# Sous vide



## nbmartin (Apr 11, 2021)

Anyone familiar with sous vide cooking?


----------



## bmudd14474 (Apr 11, 2021)

Yup there are lots of folks here who are using it. What in particular do you want to know


----------



## BB-que (Apr 11, 2021)

nbmartin said:


> Anyone familiar with sous vide cooking?


Sure am, fire away


----------



## Wurstmeister (Apr 11, 2021)

Also, Here is a link to the SMF Forum on sous-vide-cooking for your casual reading.  https://www.smokingmeatforums.com/forums/sous-vide-cooking.3182/


John


----------



## smokeymose (Apr 11, 2021)

I've had one for about three years now and am fairly familiar with it. What do you want to know?
Keep in mind that like anything else folks have their own methods :-)


----------



## nbmartin (Apr 11, 2021)

bmudd14474 said:


> Yup there are lots of folks here who are using it. What in particular do you want to know


Just curious, I have been a user for about 3 years.


----------



## nbmartin (Apr 11, 2021)

Wurstmeister said:


> Also, Here is a link to the SMF Forum on sous-vide-cooking for your casual reading.  https://www.smokingmeatforums.com/forums/sous-vide-cooking.3182/
> 
> 
> John


Just curious, been a user about 3 years. Does some awesome things.


----------



## Wurstmeister (Apr 11, 2021)

nbmartin said:


> Just curious, been a user about 3 years. Does some awesome things.

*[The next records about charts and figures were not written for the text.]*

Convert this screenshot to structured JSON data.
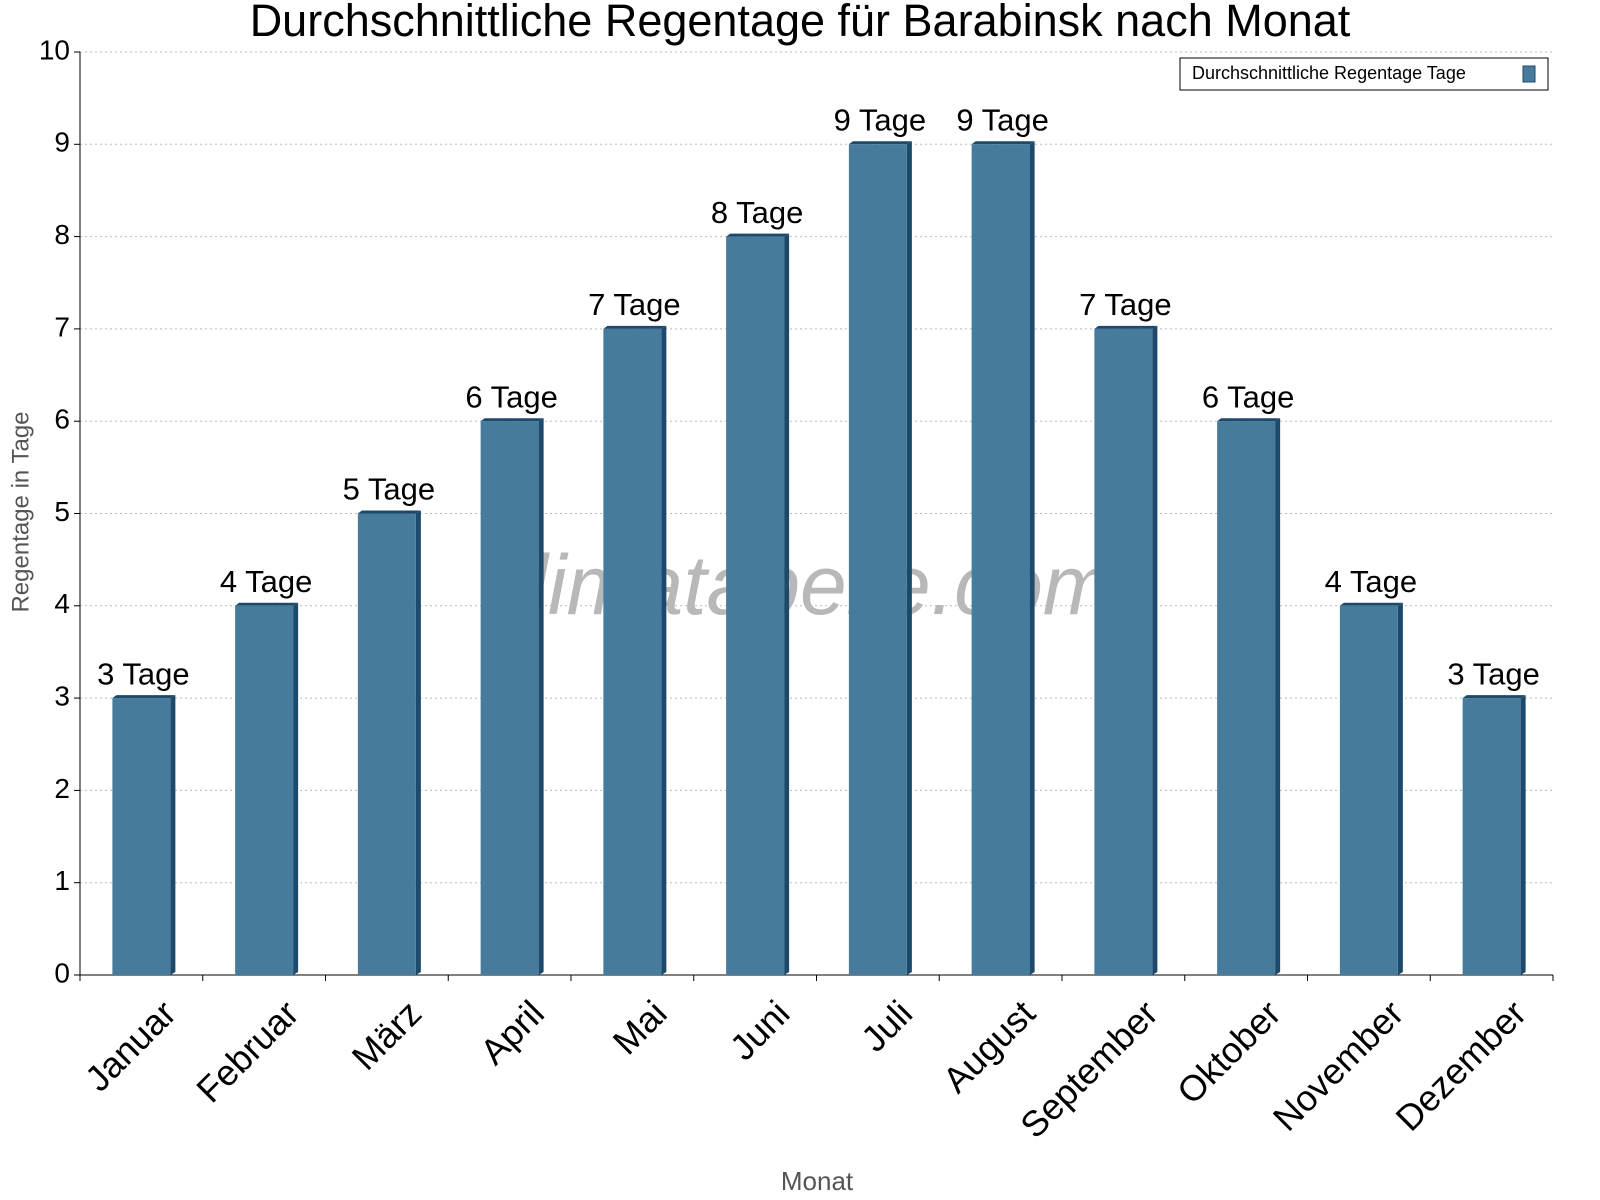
{
  "chart_data": {
    "type": "bar",
    "title": "Durchschnittliche Regentage für Barabinsk nach Monat",
    "x_label": "Monat",
    "y_label": "Regentage in Tage",
    "watermark": "klimatabelle.com",
    "categories": [
      "Januar",
      "Februar",
      "März",
      "April",
      "Mai",
      "Juni",
      "Juli",
      "August",
      "September",
      "Oktober",
      "November",
      "Dezember"
    ],
    "series": [
      {
        "name": "Durchschnittliche Regentage Tage",
        "color": "#467b9c",
        "values": [
          3,
          4,
          5,
          6,
          7,
          8,
          9,
          9,
          7,
          6,
          4,
          3
        ],
        "value_labels": [
          "3 Tage",
          "4 Tage",
          "5 Tage",
          "6 Tage",
          "7 Tage",
          "8 Tage",
          "9 Tage",
          "9 Tage",
          "7 Tage",
          "6 Tage",
          "4 Tage",
          "3 Tage"
        ]
      }
    ],
    "ylim": [
      0,
      10
    ],
    "yticks": [
      0,
      1,
      2,
      3,
      4,
      5,
      6,
      7,
      8,
      9,
      10
    ],
    "grid": true,
    "legend": "top-right"
  }
}
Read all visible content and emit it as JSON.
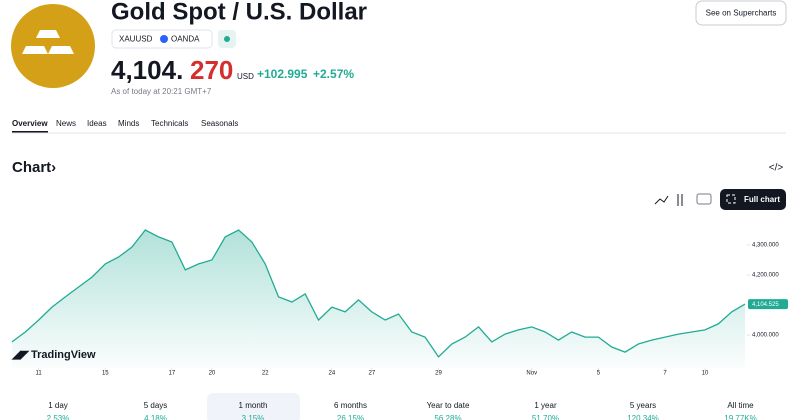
{
  "header": {
    "title": "Gold Spot / U.S. Dollar",
    "symbol": "XAUUSD",
    "exchange": "OANDA",
    "price_main": "4,104.",
    "price_tail": "270",
    "currency": "USD",
    "change": "+102.995",
    "change_percent": "+2.57%",
    "timestamp": "As of today at 20:21 GMT+7",
    "supercharts_button": "See on Supercharts"
  },
  "tabs": [
    "Overview",
    "News",
    "Ideas",
    "Minds",
    "Technicals",
    "Seasonals"
  ],
  "section": {
    "title": "Chart›",
    "full_chart_button": "Full chart",
    "brand": "TradingView"
  },
  "chart_data": {
    "type": "line",
    "color": "#22ab94",
    "values": [
      3977,
      4010,
      4050,
      4093,
      4127,
      4160,
      4193,
      4237,
      4260,
      4293,
      4350,
      4327,
      4310,
      4217,
      4237,
      4250,
      4327,
      4350,
      4310,
      4237,
      4127,
      4110,
      4137,
      4050,
      4093,
      4077,
      4117,
      4077,
      4050,
      4070,
      4010,
      3993,
      3927,
      3970,
      3993,
      4027,
      3977,
      4003,
      4017,
      4027,
      4010,
      3983,
      4010,
      3993,
      3993,
      3960,
      3943,
      3970,
      3983,
      3993,
      4003,
      4010,
      4017,
      4037,
      4077,
      4103
    ],
    "xlim": [
      0,
      55
    ],
    "xticks": [
      {
        "value": 2,
        "label": "11"
      },
      {
        "value": 7,
        "label": "15"
      },
      {
        "value": 12,
        "label": "17"
      },
      {
        "value": 15,
        "label": "20"
      },
      {
        "value": 19,
        "label": "22"
      },
      {
        "value": 24,
        "label": "24"
      },
      {
        "value": 27,
        "label": "27"
      },
      {
        "value": 32,
        "label": "29"
      },
      {
        "value": 39,
        "label": "Nov"
      },
      {
        "value": 44,
        "label": "5"
      },
      {
        "value": 49,
        "label": "7"
      },
      {
        "value": 52,
        "label": "10"
      }
    ],
    "ylim": [
      3890,
      4400
    ],
    "yticks": [
      {
        "value": 4000,
        "label": "4,000.000"
      },
      {
        "value": 4200,
        "label": "4,200.000"
      },
      {
        "value": 4300,
        "label": "4,300.000"
      }
    ],
    "current_label": "4,104.525"
  },
  "periods": [
    {
      "label": "1 day",
      "change": "2.53%"
    },
    {
      "label": "5 days",
      "change": "4.18%"
    },
    {
      "label": "1 month",
      "change": "3.15%"
    },
    {
      "label": "6 months",
      "change": "26.15%"
    },
    {
      "label": "Year to date",
      "change": "56.28%"
    },
    {
      "label": "1 year",
      "change": "51.70%"
    },
    {
      "label": "5 years",
      "change": "120.34%"
    },
    {
      "label": "All time",
      "change": "19.77K%"
    }
  ]
}
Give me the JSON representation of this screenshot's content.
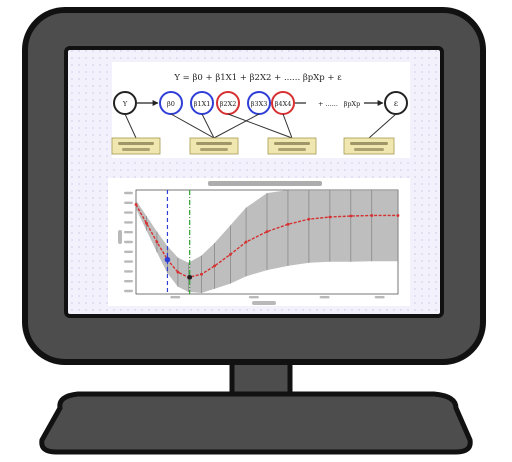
{
  "colors": {
    "bezel": "#4d4d4d",
    "bezel_outline": "#111111",
    "screen_background": "#f3f1fb",
    "screen_dots": "#d6d2ec",
    "panel": "#ffffff",
    "blue_circle": "#2f3fd6",
    "red_circle": "#d63030",
    "note_box": "#efe6b0",
    "note_border": "#a59a50",
    "band": "#a8a8a8",
    "curve": "#d63030",
    "blue_marker": "#2f3fd6",
    "green_marker": "#2aa02a"
  },
  "equation": {
    "top_line": "Y = β0 + β1X1 + β2X2 + ...... βpXp + ε",
    "nodes": [
      {
        "text": "Y",
        "ring": "black"
      },
      {
        "text": "β0",
        "ring": "blue"
      },
      {
        "text": "β1X1",
        "ring": "blue"
      },
      {
        "text": "β2X2",
        "ring": "red"
      },
      {
        "text": "β3X3",
        "ring": "blue"
      },
      {
        "text": "β4X4",
        "ring": "red"
      }
    ],
    "tail_text": "+ ......",
    "tail_term": "βpXp",
    "error_node": "ε"
  },
  "chart_data": {
    "type": "line",
    "title": "",
    "xlabel": "",
    "ylabel": "",
    "xlim": [
      0,
      1
    ],
    "ylim": [
      0,
      1
    ],
    "grid": false,
    "x": [
      0,
      0.04,
      0.08,
      0.12,
      0.16,
      0.2,
      0.25,
      0.3,
      0.36,
      0.42,
      0.5,
      0.58,
      0.66,
      0.74,
      0.82,
      0.9,
      1.0
    ],
    "series": [
      {
        "values": [
          0.86,
          0.68,
          0.5,
          0.33,
          0.21,
          0.16,
          0.19,
          0.27,
          0.38,
          0.5,
          0.6,
          0.67,
          0.72,
          0.74,
          0.75,
          0.755,
          0.755
        ],
        "band_half_width": [
          0.04,
          0.07,
          0.1,
          0.13,
          0.14,
          0.14,
          0.18,
          0.22,
          0.28,
          0.33,
          0.37,
          0.4,
          0.42,
          0.43,
          0.44,
          0.44,
          0.44
        ]
      }
    ],
    "vertical_markers": [
      {
        "x": 0.12,
        "color": "blue",
        "style": "dashed"
      },
      {
        "x": 0.205,
        "color": "green",
        "style": "dash-dot"
      }
    ]
  }
}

Your question got my curiosity going and I wondered if there was an SV forum.  Amazing the information there is out there?!  Definitely got me thinking about doing SV again.     
John


----------



## nbmartin (Apr 11, 2021)

Wurstmeister said:


> Your question got my curiosity going and I wondered if there was an SV forum.  Amazing the information there is out there?!  Definitely got me thinking about doing SV again.
> John


Love the sous vide. Sous vide my Ribeye then a quick sear  on the grill.


----------



## SmokinEdge (Apr 11, 2021)

nbmartin said:


> Love the sous vide. Sous vide my Ribeye then a quick sear  on the grill.


Well,,,, why not post up some recipes.


----------



## Haggar (Apr 12, 2021)

SV - Yep been using one for the last 3 years, mostly beef and pork, but my dsaughter who I gave one to for Christmas - has used it for Chicken and Shrimp, as well.


----------